Inflammation caused by this infection can also increase your risk of contracting HIV: Inflamed tissue is more easily torn or abraded. If you’re infected while pregnant, Gesink said, it can also cause pre-term labour.
And STI clinics aren’t testing for it.
“It’s hard to detect. It’s a sensitive, fragile kind of organism. But inside the body, it’s incredibly resilient,” Gesink said.

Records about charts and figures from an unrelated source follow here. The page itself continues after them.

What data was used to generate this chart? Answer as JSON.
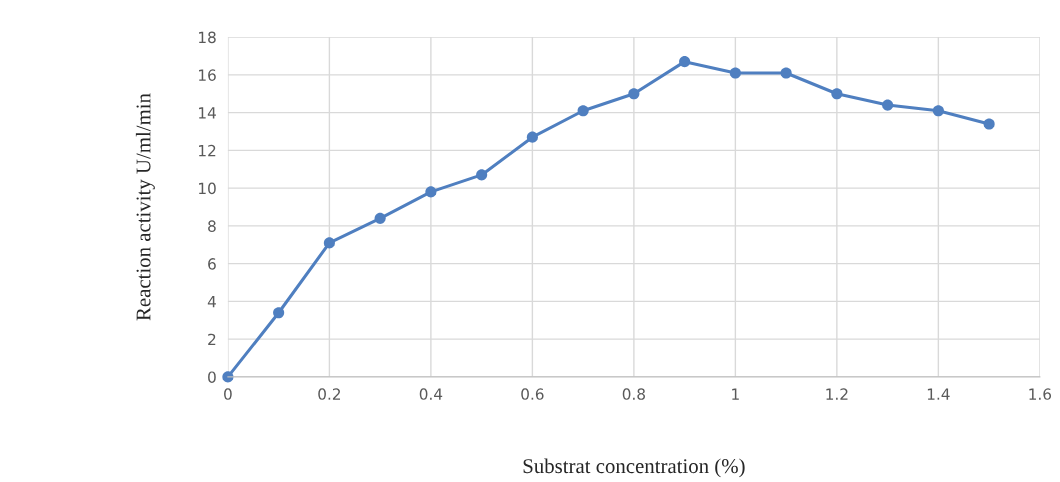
{
  "chart_data": {
    "type": "line",
    "xlabel": "Substrat concentration (%)",
    "ylabel": "Reaction activity U/ml/min",
    "x": [
      0,
      0.1,
      0.2,
      0.3,
      0.4,
      0.5,
      0.6,
      0.7,
      0.8,
      0.9,
      1.0,
      1.1,
      1.2,
      1.3,
      1.4,
      1.5
    ],
    "series": [
      {
        "color": "#4f7fc0",
        "values": [
          0,
          3.4,
          7.1,
          8.4,
          9.8,
          10.7,
          12.7,
          14.1,
          15.0,
          16.7,
          16.1,
          16.1,
          15.0,
          14.4,
          14.1,
          13.4
        ]
      }
    ],
    "xlim": [
      0,
      1.6
    ],
    "xticks": [
      0,
      0.2,
      0.4,
      0.6,
      0.8,
      1,
      1.2,
      1.4,
      1.6
    ],
    "ylim": [
      0,
      18
    ],
    "yticks": [
      0,
      2,
      4,
      6,
      8,
      10,
      12,
      14,
      16,
      18
    ],
    "grid": true,
    "marker": "circle",
    "line_style": "solid"
  }
}
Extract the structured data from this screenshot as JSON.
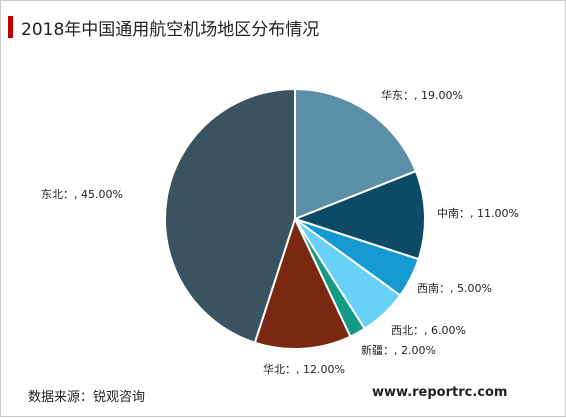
{
  "title": "2018年中国通用航空机场地区分布情况",
  "source": "数据来源：锐观咨询",
  "website": "www.reportrc.com",
  "chart_data": {
    "type": "pie",
    "title": "2018年中国通用航空机场地区分布情况",
    "slices": [
      {
        "name": "华东",
        "value": 19.0,
        "label": "华东：, 19.00%",
        "color": "#5b8fa8"
      },
      {
        "name": "中南",
        "value": 11.0,
        "label": "中南：, 11.00%",
        "color": "#0d4a66"
      },
      {
        "name": "西南",
        "value": 5.0,
        "label": "西南：, 5.00%",
        "color": "#1499d0"
      },
      {
        "name": "西北",
        "value": 6.0,
        "label": "西北：, 6.00%",
        "color": "#66d0f5"
      },
      {
        "name": "新疆",
        "value": 2.0,
        "label": "新疆：, 2.00%",
        "color": "#139b87"
      },
      {
        "name": "华北",
        "value": 12.0,
        "label": "华北：, 12.00%",
        "color": "#7a2812"
      },
      {
        "name": "东北",
        "value": 45.0,
        "label": "东北：, 45.00%",
        "color": "#3a5361"
      }
    ]
  }
}
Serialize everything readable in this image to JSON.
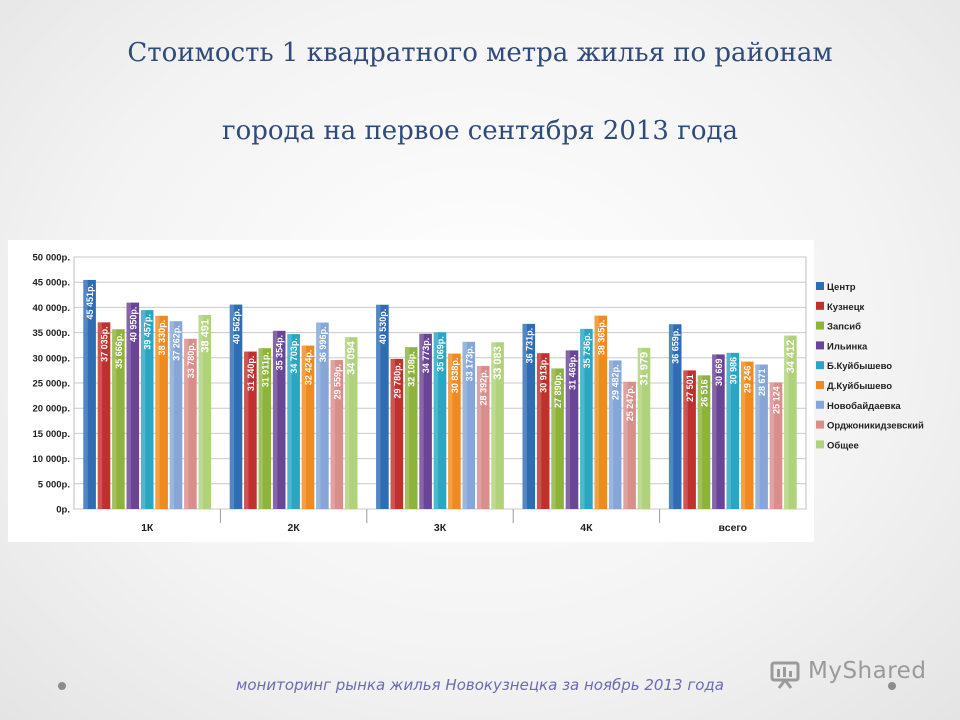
{
  "slide": {
    "title_line1": "Стоимость 1 квадратного метра жилья по районам",
    "title_line2": "города на первое сентября 2013 года",
    "footer": "мониторинг рынка жилья Новокузнецка за ноябрь 2013 года",
    "logo_text": "MyShared"
  },
  "chart_data": {
    "type": "bar",
    "categories": [
      "1К",
      "2К",
      "3К",
      "4К",
      "всего"
    ],
    "ylim": [
      0,
      50000
    ],
    "yticks": [
      "0р.",
      "5 000р.",
      "10 000р.",
      "15 000р.",
      "20 000р.",
      "25 000р.",
      "30 000р.",
      "35 000р.",
      "40 000р.",
      "45 000р.",
      "50 000р."
    ],
    "grid": true,
    "legend_position": "right",
    "series": [
      {
        "name": "Центр",
        "color": "#2e6db4",
        "values": [
          45451,
          40562,
          40530,
          36731,
          36659
        ],
        "labels": [
          "45 451р.",
          "40 562р.",
          "40 530р.",
          "36 731р.",
          "36 659р."
        ]
      },
      {
        "name": "Кузнецк",
        "color": "#c0302e",
        "values": [
          37035,
          31240,
          29780,
          30913,
          27501
        ],
        "labels": [
          "37 035р.",
          "31 240р.",
          "29 780р.",
          "30 913р.",
          "27 501"
        ]
      },
      {
        "name": "Запсиб",
        "color": "#8eb33a",
        "values": [
          35666,
          31911,
          32108,
          27890,
          26516
        ],
        "labels": [
          "35 666р.",
          "31 911р.",
          "32 108р.",
          "27 890р.",
          "26 516"
        ]
      },
      {
        "name": "Ильинка",
        "color": "#6a4597",
        "values": [
          40950,
          35354,
          34773,
          31469,
          30669
        ],
        "labels": [
          "40 950р.",
          "35 354р.",
          "34 773р.",
          "31 469р.",
          "30 669"
        ]
      },
      {
        "name": "Б.Куйбышево",
        "color": "#2aa6c2",
        "values": [
          39457,
          34703,
          35069,
          35736,
          30986
        ],
        "labels": [
          "39 457р.",
          "34 703р.",
          "35 069р.",
          "35 736р.",
          "30 986"
        ]
      },
      {
        "name": "Д.Куйбышево",
        "color": "#f08a1e",
        "values": [
          38330,
          32424,
          30838,
          38365,
          29246
        ],
        "labels": [
          "38 330р.",
          "32 424р.",
          "30 838р.",
          "38 365р.",
          "29 246"
        ]
      },
      {
        "name": "Новобайдаевка",
        "color": "#85a6d6",
        "values": [
          37262,
          36996,
          33173,
          29482,
          28671
        ],
        "labels": [
          "37 262р.",
          "36 996р.",
          "33 173р.",
          "29 482р.",
          "28 671"
        ]
      },
      {
        "name": "Орджоникидзевский",
        "color": "#d98e8c",
        "values": [
          33780,
          29559,
          28392,
          25247,
          25124
        ],
        "labels": [
          "33 780р.",
          "29 559р.",
          "28 392р.",
          "25 247р.",
          "25 124"
        ]
      },
      {
        "name": "Общее",
        "color": "#b0d27b",
        "values": [
          38491,
          34094,
          33083,
          31979,
          34412
        ],
        "labels": [
          "38 491",
          "34 094",
          "33 083",
          "31 979",
          "34 412"
        ]
      }
    ]
  }
}
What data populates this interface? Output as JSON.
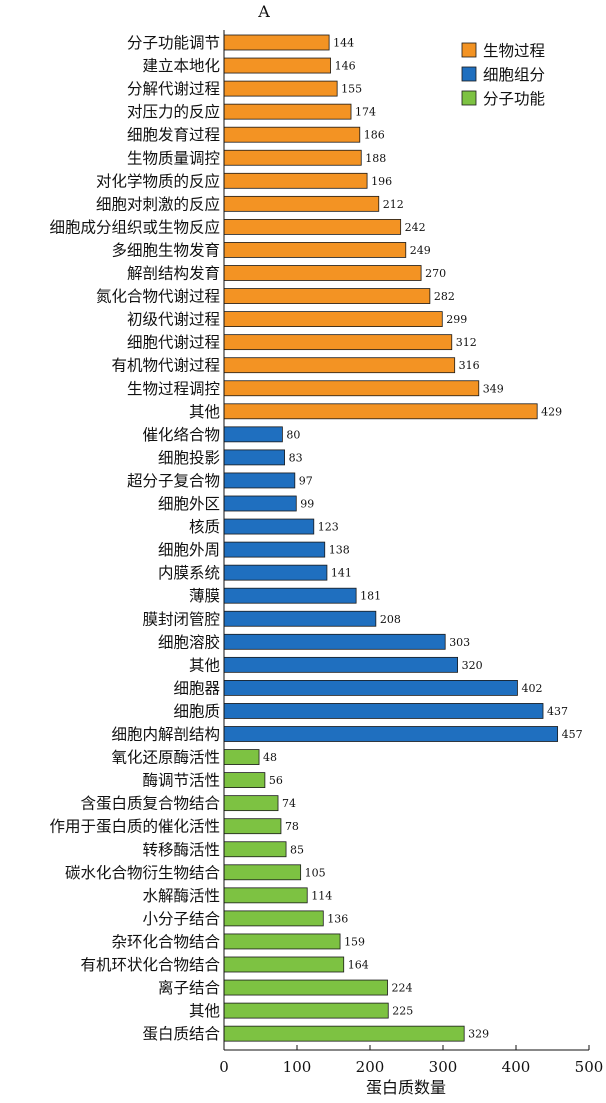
{
  "chart_data": {
    "type": "bar",
    "orientation": "horizontal",
    "panel_label": "A",
    "title": "",
    "xlabel": "蛋白质数量",
    "ylabel": "",
    "xlim": [
      0,
      500
    ],
    "xticks": [
      0,
      100,
      200,
      300,
      400,
      500
    ],
    "grid": false,
    "legend_position": "top-right",
    "colors": {
      "生物过程": "#f39323",
      "细胞组分": "#1f6fbf",
      "分子功能": "#7dc242"
    },
    "legend": [
      "生物过程",
      "细胞组分",
      "分子功能"
    ],
    "bars": [
      {
        "label": "分子功能调节",
        "value": 144,
        "group": "生物过程"
      },
      {
        "label": "建立本地化",
        "value": 146,
        "group": "生物过程"
      },
      {
        "label": "分解代谢过程",
        "value": 155,
        "group": "生物过程"
      },
      {
        "label": "对压力的反应",
        "value": 174,
        "group": "生物过程"
      },
      {
        "label": "细胞发育过程",
        "value": 186,
        "group": "生物过程"
      },
      {
        "label": "生物质量调控",
        "value": 188,
        "group": "生物过程"
      },
      {
        "label": "对化学物质的反应",
        "value": 196,
        "group": "生物过程"
      },
      {
        "label": "细胞对刺激的反应",
        "value": 212,
        "group": "生物过程"
      },
      {
        "label": "细胞成分组织或生物反应",
        "value": 242,
        "group": "生物过程"
      },
      {
        "label": "多细胞生物发育",
        "value": 249,
        "group": "生物过程"
      },
      {
        "label": "解剖结构发育",
        "value": 270,
        "group": "生物过程"
      },
      {
        "label": "氮化合物代谢过程",
        "value": 282,
        "group": "生物过程"
      },
      {
        "label": "初级代谢过程",
        "value": 299,
        "group": "生物过程"
      },
      {
        "label": "细胞代谢过程",
        "value": 312,
        "group": "生物过程"
      },
      {
        "label": "有机物代谢过程",
        "value": 316,
        "group": "生物过程"
      },
      {
        "label": "生物过程调控",
        "value": 349,
        "group": "生物过程"
      },
      {
        "label": "其他",
        "value": 429,
        "group": "生物过程"
      },
      {
        "label": "催化络合物",
        "value": 80,
        "group": "细胞组分"
      },
      {
        "label": "细胞投影",
        "value": 83,
        "group": "细胞组分"
      },
      {
        "label": "超分子复合物",
        "value": 97,
        "group": "细胞组分"
      },
      {
        "label": "细胞外区",
        "value": 99,
        "group": "细胞组分"
      },
      {
        "label": "核质",
        "value": 123,
        "group": "细胞组分"
      },
      {
        "label": "细胞外周",
        "value": 138,
        "group": "细胞组分"
      },
      {
        "label": "内膜系统",
        "value": 141,
        "group": "细胞组分"
      },
      {
        "label": "薄膜",
        "value": 181,
        "group": "细胞组分"
      },
      {
        "label": "膜封闭管腔",
        "value": 208,
        "group": "细胞组分"
      },
      {
        "label": "细胞溶胶",
        "value": 303,
        "group": "细胞组分"
      },
      {
        "label": "其他",
        "value": 320,
        "group": "细胞组分"
      },
      {
        "label": "细胞器",
        "value": 402,
        "group": "细胞组分"
      },
      {
        "label": "细胞质",
        "value": 437,
        "group": "细胞组分"
      },
      {
        "label": "细胞内解剖结构",
        "value": 457,
        "group": "细胞组分"
      },
      {
        "label": "氧化还原酶活性",
        "value": 48,
        "group": "分子功能"
      },
      {
        "label": "酶调节活性",
        "value": 56,
        "group": "分子功能"
      },
      {
        "label": "含蛋白质复合物结合",
        "value": 74,
        "group": "分子功能"
      },
      {
        "label": "作用于蛋白质的催化活性",
        "value": 78,
        "group": "分子功能"
      },
      {
        "label": "转移酶活性",
        "value": 85,
        "group": "分子功能"
      },
      {
        "label": "碳水化合物衍生物结合",
        "value": 105,
        "group": "分子功能"
      },
      {
        "label": "水解酶活性",
        "value": 114,
        "group": "分子功能"
      },
      {
        "label": "小分子结合",
        "value": 136,
        "group": "分子功能"
      },
      {
        "label": "杂环化合物结合",
        "value": 159,
        "group": "分子功能"
      },
      {
        "label": "有机环状化合物结合",
        "value": 164,
        "group": "分子功能"
      },
      {
        "label": "离子结合",
        "value": 224,
        "group": "分子功能"
      },
      {
        "label": "其他",
        "value": 225,
        "group": "分子功能"
      },
      {
        "label": "蛋白质结合",
        "value": 329,
        "group": "分子功能"
      }
    ]
  }
}
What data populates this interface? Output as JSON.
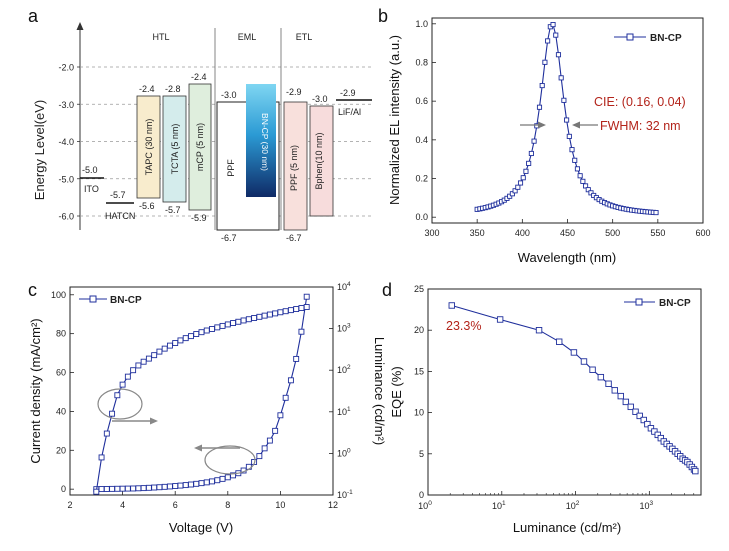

But now that she and her fellow researchers have come up with a way to detect Mycoplasma genitalium fairly reliably, Gesink would like to see Ontario and other provinces use that test widely. Otherwise the disease will keep going undetected and un-treated or under-treated.
“They have the equipment to do it, now, and they have the test,” she said.
“From a public health perspective, yes, I think it’s worth including it as an option.”
Canadian communities are in the throes of historic STI outbreaks: Ontario’s 15-year syphilis outbreak is now considered “mature”; Alberta officially declared syphilis and gonorrhea outbreaks last month after syphilis infections soared. Syphilis rates among Edmonton men, in particular, quadrupled within a year.
Epidemiologists, clinicians and public health officials are still trying to figure out what exactly is behind the outbreak.
These diseases’ spread could be facilitated by fluid, mobile sexual networks that get more tangled — and tougher to track — thanks to hookup tools that put you in touch with people you might otherwise not find and whom you might not keep in touch with.
It could also be a matter of people being less risk-averse thanks to advances in testing for, treating and preventing STIs.